I realize that when you short the terminals of a motor, it stops the motor faster than just turning off the voltage.

I was wondering if putting a large diode across the leads so that when the motor is running current can't flow through the diode, but when the current stops, the diode would short the pins. In other words, connect the positive (anode) side of the diode to the negative pin of the motor and the negative (cathode) side of the diode to the positive side.
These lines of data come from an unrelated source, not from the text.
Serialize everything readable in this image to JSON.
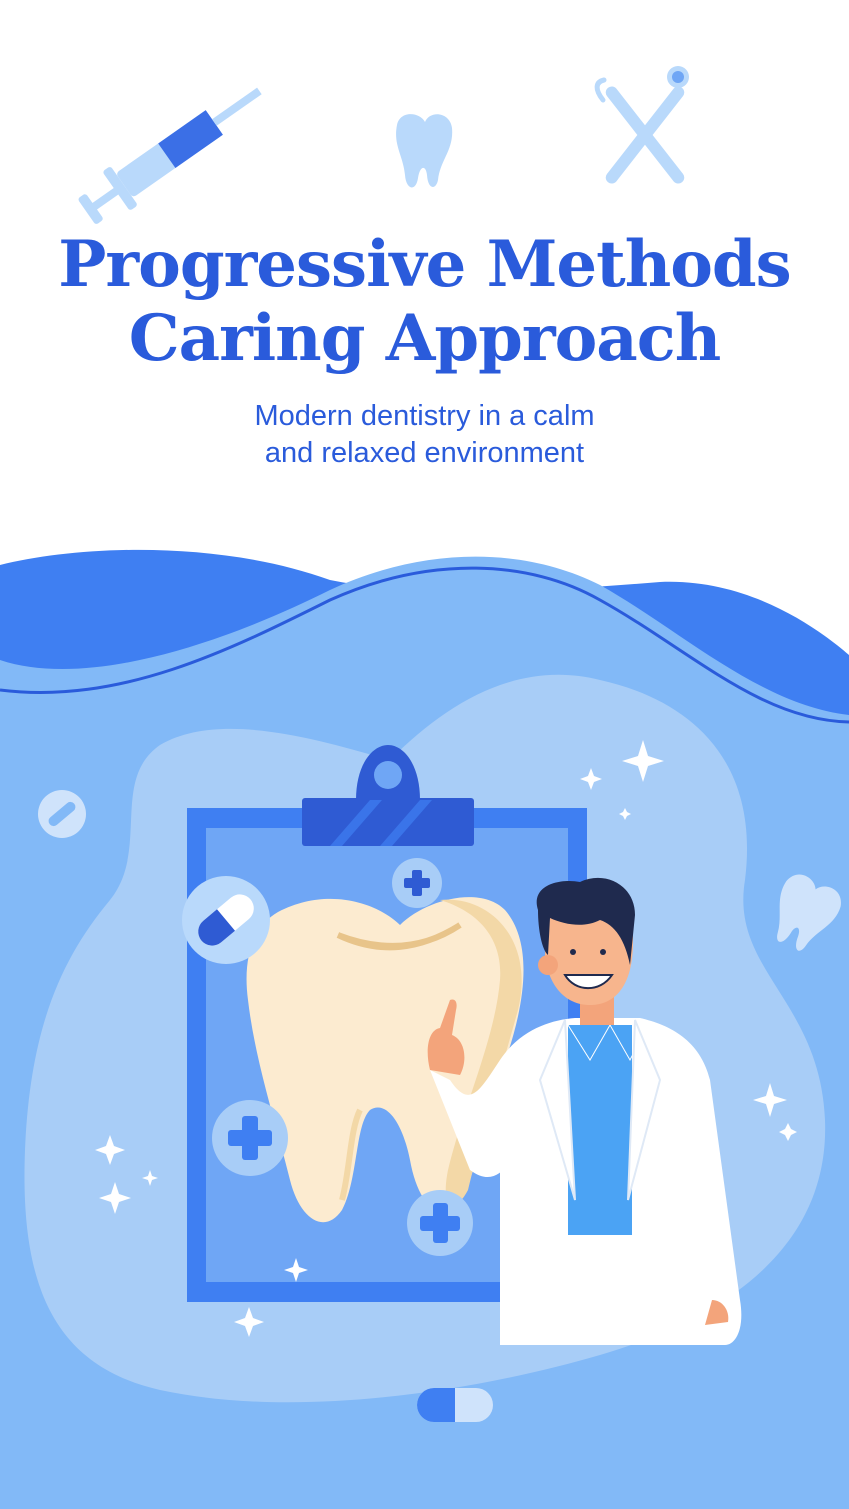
{
  "headline": {
    "line1": "Progressive Methods",
    "line2": "Caring Approach"
  },
  "subheadline": {
    "line1": "Modern dentistry in a calm",
    "line2": "and relaxed environment"
  },
  "colors": {
    "primary_blue": "#2a5bdb",
    "light_blue": "#82b9f7",
    "pale_blue": "#a8cdf7",
    "tooth_cream": "#fcebd0",
    "white": "#ffffff"
  },
  "illustration": {
    "top_icons": [
      "syringe-icon",
      "tooth-icon",
      "dental-tools-icon"
    ],
    "main_elements": [
      "clipboard",
      "large-tooth",
      "dentist-figure"
    ],
    "decorations": [
      "pill-icon",
      "capsule-icon",
      "plus-badge-icon",
      "sparkle-icon",
      "tooth-icon"
    ]
  }
}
Would this have the same effect as shorting the leads of the motor?

Best Answer

A typical DC motor may be reasonably well modeled as an ideal motor in series with a certain amount of inductance and resistance. An ideal motor will always have voltage across its leads proportional to rotational speed, and current flowing through it proportional to torque. If a motor with frictionless bearings and 2.4-ohm internal resistance would have a no-load speed of 1200rpm at 12 volts, then such a motor rotated at 1200rpm would generate 12 volts. If the leads are shorted, such a motor would have 5 amps flowing through it, and would generate 5 amps' worth of torque.

As a pretty good approximation, shorting a motor which is spinning at a certain speed will generate braking torque pretty close to what would be obtained by driving a stalled motor with the same voltage as the spinning motor would generate open-circuit.